De facto, a ortografia da língua portuguesa pode gerar perplexidades, nomeadamente no


momento de decidir se aquela palavra se escreve de uma só vez ou se, de facto, estamos
perante duas palavras que se grafam, portanto, separadamente. E não, estas dúvidas não
estão relacionadas com o Acordo Ortográfico! O maior problema parece residir no facto de na
oralidade se verificar uma tendência para aglutinar os sons, descurando as margens que
delimitam as palavras no sistema escrito. Ora, quando os falantes transferem o que dizem e o
modo como o dizem para a forma escrita, as hesitações ou as incorreções podem surgir.

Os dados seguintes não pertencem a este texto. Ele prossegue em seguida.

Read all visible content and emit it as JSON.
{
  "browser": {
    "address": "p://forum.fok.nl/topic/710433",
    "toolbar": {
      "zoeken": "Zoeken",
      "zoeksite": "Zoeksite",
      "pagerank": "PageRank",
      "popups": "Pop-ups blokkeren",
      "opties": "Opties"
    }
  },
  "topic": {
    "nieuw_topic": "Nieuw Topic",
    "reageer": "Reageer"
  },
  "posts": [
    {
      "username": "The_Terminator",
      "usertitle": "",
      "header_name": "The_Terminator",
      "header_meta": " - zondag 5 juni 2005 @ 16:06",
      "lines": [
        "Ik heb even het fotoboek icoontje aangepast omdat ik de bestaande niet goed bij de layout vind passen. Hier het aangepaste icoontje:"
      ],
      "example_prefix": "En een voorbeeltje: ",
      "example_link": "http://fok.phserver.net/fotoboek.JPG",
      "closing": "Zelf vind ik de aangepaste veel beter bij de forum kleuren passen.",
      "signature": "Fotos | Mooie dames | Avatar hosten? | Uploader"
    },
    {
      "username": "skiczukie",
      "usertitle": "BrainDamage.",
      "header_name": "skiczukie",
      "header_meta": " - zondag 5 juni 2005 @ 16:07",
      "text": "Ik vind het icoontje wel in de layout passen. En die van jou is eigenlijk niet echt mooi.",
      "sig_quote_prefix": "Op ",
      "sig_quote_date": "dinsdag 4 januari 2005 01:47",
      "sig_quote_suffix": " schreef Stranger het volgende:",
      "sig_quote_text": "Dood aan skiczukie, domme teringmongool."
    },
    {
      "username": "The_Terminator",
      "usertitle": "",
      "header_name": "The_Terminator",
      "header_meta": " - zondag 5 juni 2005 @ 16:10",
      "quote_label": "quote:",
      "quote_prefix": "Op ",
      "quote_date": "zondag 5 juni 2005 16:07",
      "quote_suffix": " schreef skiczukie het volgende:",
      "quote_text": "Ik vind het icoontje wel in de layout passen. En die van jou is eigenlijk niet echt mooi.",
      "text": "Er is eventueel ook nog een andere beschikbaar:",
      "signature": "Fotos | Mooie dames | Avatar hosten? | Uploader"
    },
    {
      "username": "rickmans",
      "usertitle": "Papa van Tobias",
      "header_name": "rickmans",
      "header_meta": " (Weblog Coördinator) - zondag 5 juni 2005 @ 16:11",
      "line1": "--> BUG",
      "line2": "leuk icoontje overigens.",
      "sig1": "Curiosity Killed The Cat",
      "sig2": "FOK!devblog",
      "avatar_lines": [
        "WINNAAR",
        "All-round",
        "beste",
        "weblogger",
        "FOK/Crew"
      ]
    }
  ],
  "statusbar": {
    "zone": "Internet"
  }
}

Este fenómeno justificará também o aparecimento de uma forma como “concerteza”, que, na
verdade, não existe. A expressão correta é «com certeza», uma locução adverbial que exprime
o grau de certeza do locutor relativamente ao que afirma. Podemos identificar situações
semelhantes com a grafia da locução adverbial «em baixo», que, em português europeu, não
pode escrever-se “embaixo”. Ressalve-se, porém, que o português do Brasil admite esta
aglutinação, usada com o valor de “numa posição inferior” ou “que está fora de
funcionamento”. Atração irresistível está patente também nas formas “derrepente” e
“agente”. A primeira é um erro. Existe, sim, a forma «de repente». Já a segunda, só existe
quando refere alguém que executa uma dada ação ou que trabalha para as forças da ordem.
Se a intenção for referir um “conjunto de pessoas”, a grafia correta será «a gente», duas
palavras bem separadas. E não esqueçamos o “secalhar”, que, embora se pronuncie de quase
um só sopro, tem de grafar-se com um espaço em branco entre se e calhar.

Traiçoeira, afinal, não é a ortografia é a oralidade, que tanto no engana e confunde. Por isso,
neste caso, o conselho justo não é “cuidado com o que dizes”, mas “cuidado como dizes”!